Recently, the 8th Circuit Court of Appeals decided United States ex rel. Kraemer v. United Dairies, L.L.P., a case involving an application for crop insurance and the False Claims Act. The court held that a false claim had not been made, because the record only established that United Dairies received the crop insurance coverage it paid for, and the insurance provider regularly paid these types of claims despite violations of the intended-use policy.
Kraemer displays critical faults in the federal crop insurance program. During the nine-day bench trial, an experienced crop insurance agent testified that a farmer may insure corn as grain even when intended to be chopped as silage so long as the corn is not a silage only variety. However, there is no federal statute, regulation, or RMA agency guidance list that specifies which corn varieties are “adapted for silage use only.” United States ex rel.

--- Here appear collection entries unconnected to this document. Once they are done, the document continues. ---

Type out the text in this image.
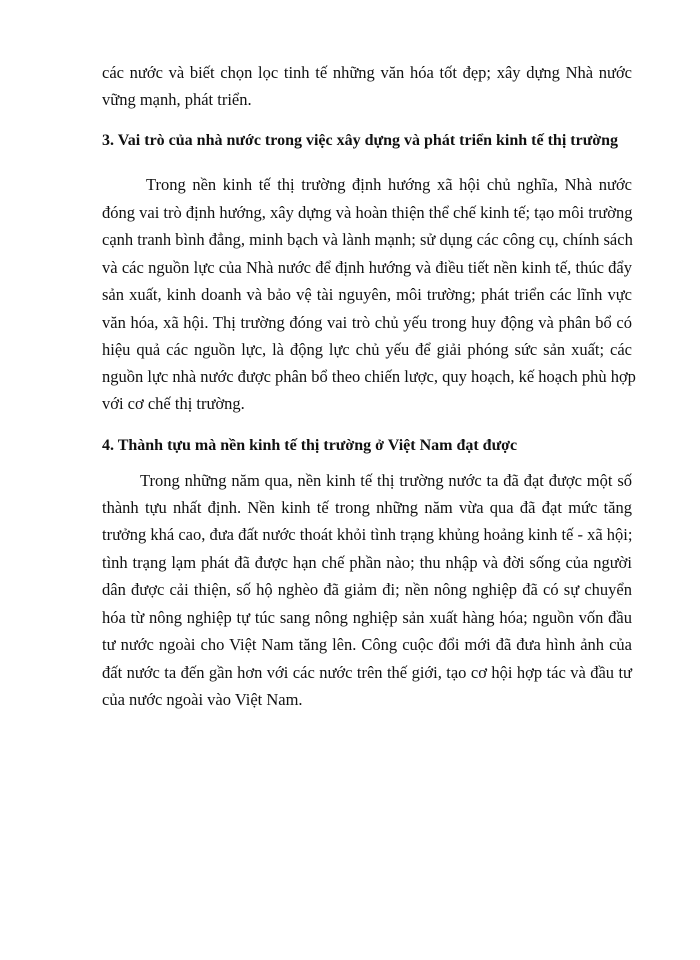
các nước và biết chọn lọc tinh tế những văn hóa tốt đẹp; xây dựng Nhà nước
vững mạnh, phát triển.
3. Vai trò của nhà nước trong việc xây dựng và phát triển kinh tế thị trường
Trong nền kinh tế thị trường định hướng xã hội chủ nghĩa, Nhà nước
đóng vai trò định hướng, xây dựng và hoàn thiện thể chế kinh tế; tạo môi trường
cạnh tranh bình đẳng, minh bạch và lành mạnh; sử dụng các công cụ, chính sách
và các nguồn lực của Nhà nước để định hướng và điều tiết nền kinh tế, thúc đẩy
sản xuất, kinh doanh và bảo vệ tài nguyên, môi trường; phát triển các lĩnh vực
văn hóa, xã hội. Thị trường đóng vai trò chủ yếu trong huy động và phân bổ có
hiệu quả các nguồn lực, là động lực chủ yếu để giải phóng sức sản xuất; các
nguồn lực nhà nước được phân bổ theo chiến lược, quy hoạch, kế hoạch phù hợp
với cơ chế thị trường.
4. Thành tựu mà nền kinh tế thị trường ở Việt Nam đạt được
Trong những năm qua, nền kinh tế thị trường nước ta đã đạt được một số
thành tựu nhất định. Nền kinh tế trong những năm vừa qua đã đạt mức tăng
trưởng khá cao, đưa đất nước thoát khỏi tình trạng khủng hoảng kinh tế - xã hội;
tình trạng lạm phát đã được hạn chế phần nào; thu nhập và đời sống của người
dân được cải thiện, số hộ nghèo đã giảm đi; nền nông nghiệp đã có sự chuyển
hóa từ nông nghiệp tự túc sang nông nghiệp sản xuất hàng hóa; nguồn vốn đầu
tư nước ngoài cho Việt Nam tăng lên. Công cuộc đổi mới đã đưa hình ảnh của
đất nước ta đến gần hơn với các nước trên thế giới, tạo cơ hội hợp tác và đầu tư
của nước ngoài vào Việt Nam.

Kraemer v. United Dairies, L.L.P., 82 F.4th 595, 602 (2023).
The FCIC issues an annual edition of a “Crop Insurance Handbook,” which is used to train AIPs at an annual conference. As a retired director of RMA’s St. Paul office testified, “it is a very thick document.” In Kraemer, the Handbook in question stated: “insureds must report insurable acreage by unit and by type (grain or silage) according to the intended method of harvest; however, a variety of corn adapted for use as silage only is not insurable as grain and must be insured as silage.” Kraemer, 82 F.4th at 599. (emphasis added). At the advice of their insurance agent, United Dairies insured the crop as grain. Then, it chopped the crop down for silage, and received the insurance coverage. Unfortunately, there was no evidence or testimony of whether the AIP inquired into the crops intended use.

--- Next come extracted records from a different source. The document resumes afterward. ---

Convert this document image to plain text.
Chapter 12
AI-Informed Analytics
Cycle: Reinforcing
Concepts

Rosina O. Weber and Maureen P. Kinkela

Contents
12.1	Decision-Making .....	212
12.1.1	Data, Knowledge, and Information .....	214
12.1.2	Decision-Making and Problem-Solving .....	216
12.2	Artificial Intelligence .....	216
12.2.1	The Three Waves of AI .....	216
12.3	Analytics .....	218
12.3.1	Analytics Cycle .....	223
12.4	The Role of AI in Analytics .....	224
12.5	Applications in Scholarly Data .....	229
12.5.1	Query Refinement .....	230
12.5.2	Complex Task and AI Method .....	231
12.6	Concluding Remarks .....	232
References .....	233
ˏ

See the issue yet? RMA’s own handbook details requirements for silage use only, despite not having a designated list naming which corn seed can only be used as silage. Nor can it be understood how AIPs are expected to be trained on dense insurance policy provisions at a single annual conference. While United Dairies insured a crop that was developed and marketed as silage, it also produced decent grain yields, giving it the opportunity to insure the crop as grain. While we can only speculate, it is not a stretch of the imagination to conclude that United Dairies knew it always intended to chop the crop and use it as silage instead of harvest it for grain.

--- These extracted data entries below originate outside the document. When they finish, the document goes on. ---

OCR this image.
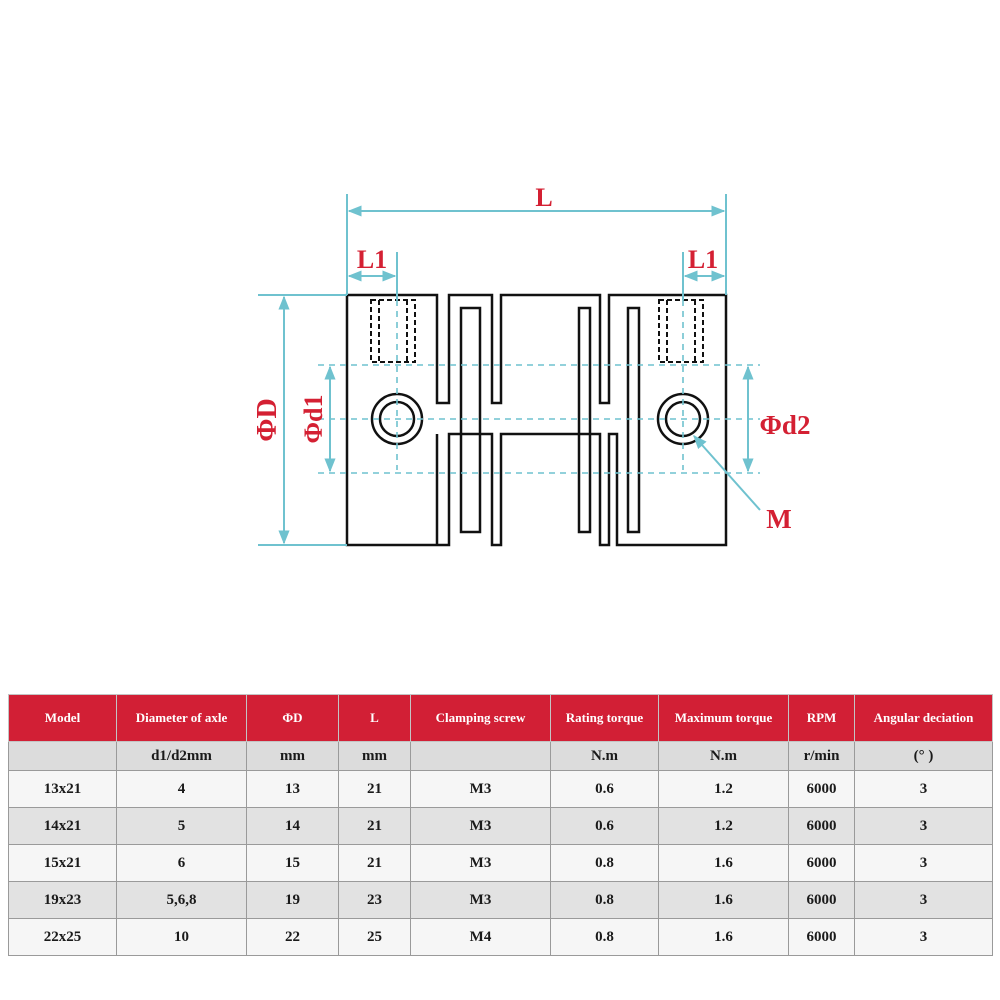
L
L1	L1
ΦD Φd1	Φd2
M
Model	Diameter of axle	ΦD	L	Clamping screw	Rating torque	Maximum torque	RPM	Angular deciation
	d1/d2mm	mm	mm		N.m	N.m	r/min	(° )
13x21	4	13	21	M3	0.6	1.2	6000	3
14x21	5	14	21	M3	0.6	1.2	6000	3
15x21	6	15	21	M3	0.8	1.6	6000	3
19x23	5,6,8	19	23	M3	0.8	1.6	6000	3
22x25	10	22	25	M4	0.8	1.6	6000	3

However, mere speculation is not evidence at trial. Had the AIP followed the RMA’s handbook and made the crop’s intended use a condition of pay, this case may have had a different outcome. Poor training, voluminous regulations, and ambiguous language as to what constitutes as “silage only” left much to be interpreted. As it stands, the United Dairies was found to not have committed a violation of the False Claims Act because the AIP regularly paid out this type of claim despite actual knowledge the alleged intended-use policy requirement was violated. Thus, United Dairies simply received the crop insurance coverages they paid for.